New York City's child welfare agency is “'aggressively' hunting for space to house [foster] youth who are sick or who need to be moved away from ill caretakers," according to this article from the Chronicle of Social Change. The agency says it is exploring other options for children and young people in care in light of the pandemic, including small group homes and residential care. "The concerns are myriad: If a youth shows coronavirus symptoms, they may need to be moved out of the homes of foster parents who are elderly or infirm. If foster parents fall ill, the city’s dozens of foster care organizations may need to find somewhere else to quickly move the child."
In terms of group homes, "'Our greatest concern is either an inability to properly staff those locations — because a mass of staff are affected with the coronavirus themselves, quarantined at home,' said Michelle Yanche, executive director of Good Shepherd Services, one of the city’s larger foster care agencies. 'Or, would we need to quarantine a whole facility with youth inside?'”

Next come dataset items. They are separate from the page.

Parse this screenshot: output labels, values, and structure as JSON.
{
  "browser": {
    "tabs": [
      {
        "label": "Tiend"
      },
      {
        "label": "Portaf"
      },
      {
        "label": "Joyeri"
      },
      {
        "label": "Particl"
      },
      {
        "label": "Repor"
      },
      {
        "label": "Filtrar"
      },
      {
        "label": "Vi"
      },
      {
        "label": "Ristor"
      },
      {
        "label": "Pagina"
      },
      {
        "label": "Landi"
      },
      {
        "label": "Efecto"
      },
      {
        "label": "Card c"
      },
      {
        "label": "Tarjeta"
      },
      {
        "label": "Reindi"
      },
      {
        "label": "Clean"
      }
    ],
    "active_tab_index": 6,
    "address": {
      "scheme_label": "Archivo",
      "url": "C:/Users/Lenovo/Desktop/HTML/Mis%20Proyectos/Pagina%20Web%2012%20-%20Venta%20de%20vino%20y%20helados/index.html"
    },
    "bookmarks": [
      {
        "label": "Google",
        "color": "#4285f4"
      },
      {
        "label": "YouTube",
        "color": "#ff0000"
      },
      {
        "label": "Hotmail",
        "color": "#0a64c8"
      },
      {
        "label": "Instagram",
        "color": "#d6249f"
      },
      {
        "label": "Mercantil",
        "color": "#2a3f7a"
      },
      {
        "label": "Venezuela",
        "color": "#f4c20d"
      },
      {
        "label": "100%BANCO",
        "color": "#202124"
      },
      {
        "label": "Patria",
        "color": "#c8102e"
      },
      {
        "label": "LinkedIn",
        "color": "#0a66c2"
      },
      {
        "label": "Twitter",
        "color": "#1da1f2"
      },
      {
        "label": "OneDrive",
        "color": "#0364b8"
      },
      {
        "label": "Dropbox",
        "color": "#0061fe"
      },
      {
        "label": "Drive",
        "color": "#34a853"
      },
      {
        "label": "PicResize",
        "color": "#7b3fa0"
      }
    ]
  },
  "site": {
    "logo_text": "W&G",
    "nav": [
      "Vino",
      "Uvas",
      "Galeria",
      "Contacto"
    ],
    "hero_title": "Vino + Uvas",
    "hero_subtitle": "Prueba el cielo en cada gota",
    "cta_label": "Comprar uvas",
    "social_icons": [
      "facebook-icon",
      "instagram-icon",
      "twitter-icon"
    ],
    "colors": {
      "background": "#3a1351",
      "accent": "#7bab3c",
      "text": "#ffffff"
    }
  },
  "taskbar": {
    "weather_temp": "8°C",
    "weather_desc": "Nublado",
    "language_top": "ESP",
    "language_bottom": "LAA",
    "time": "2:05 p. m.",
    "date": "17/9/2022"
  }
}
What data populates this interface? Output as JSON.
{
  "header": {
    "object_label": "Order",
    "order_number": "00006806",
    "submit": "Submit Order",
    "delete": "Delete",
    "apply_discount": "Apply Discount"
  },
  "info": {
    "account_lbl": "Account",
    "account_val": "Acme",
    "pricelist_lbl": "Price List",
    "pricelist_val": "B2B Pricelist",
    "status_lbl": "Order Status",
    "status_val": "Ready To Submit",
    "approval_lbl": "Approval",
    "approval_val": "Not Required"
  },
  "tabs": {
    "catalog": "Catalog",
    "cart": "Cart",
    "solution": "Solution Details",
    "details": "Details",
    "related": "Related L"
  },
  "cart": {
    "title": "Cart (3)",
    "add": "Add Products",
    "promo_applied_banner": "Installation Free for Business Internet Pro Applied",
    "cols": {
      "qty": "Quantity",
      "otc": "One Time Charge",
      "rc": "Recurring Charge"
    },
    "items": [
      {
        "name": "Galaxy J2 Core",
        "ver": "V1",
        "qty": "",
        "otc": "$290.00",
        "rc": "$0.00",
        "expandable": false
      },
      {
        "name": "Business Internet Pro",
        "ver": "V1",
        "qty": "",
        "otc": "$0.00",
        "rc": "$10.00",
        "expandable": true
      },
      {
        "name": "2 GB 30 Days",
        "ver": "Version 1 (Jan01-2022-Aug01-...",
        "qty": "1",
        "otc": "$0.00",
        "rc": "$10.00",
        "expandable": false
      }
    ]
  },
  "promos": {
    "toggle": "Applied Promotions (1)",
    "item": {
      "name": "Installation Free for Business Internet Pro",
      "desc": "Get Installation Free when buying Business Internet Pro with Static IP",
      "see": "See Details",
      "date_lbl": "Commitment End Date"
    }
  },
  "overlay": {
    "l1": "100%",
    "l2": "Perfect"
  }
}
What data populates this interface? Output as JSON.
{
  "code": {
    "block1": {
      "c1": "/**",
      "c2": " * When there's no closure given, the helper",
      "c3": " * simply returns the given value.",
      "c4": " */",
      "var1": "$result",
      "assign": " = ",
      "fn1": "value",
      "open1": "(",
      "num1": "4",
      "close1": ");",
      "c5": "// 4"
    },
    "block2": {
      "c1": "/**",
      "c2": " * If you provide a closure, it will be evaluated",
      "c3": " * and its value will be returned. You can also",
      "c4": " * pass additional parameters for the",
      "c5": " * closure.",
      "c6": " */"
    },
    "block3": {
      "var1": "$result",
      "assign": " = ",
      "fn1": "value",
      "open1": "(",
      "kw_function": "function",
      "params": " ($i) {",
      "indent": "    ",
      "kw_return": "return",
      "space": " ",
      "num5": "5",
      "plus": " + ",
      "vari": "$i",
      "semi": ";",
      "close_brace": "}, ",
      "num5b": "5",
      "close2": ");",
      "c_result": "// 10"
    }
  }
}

“'What happens if we have a cottage of eight kids and staff are sick and I can’t make the required staff ratios? Am I allowed to have that cottage with eight kids and one staff member?' asked Jeremy Kohomban, executive director of Children’s Village, a large Westchester-based human services nonprofit. 'Can I send some kids home to their families if they are not sick, and if they have permission to safely go to their families and also are not sick?'”
Child welfare nonprofit leaders expressed their concerns in a letter to the city's mayor, Bill de Blasio, to which the mayor responded “It’s the next level of things we’re going to deal with.”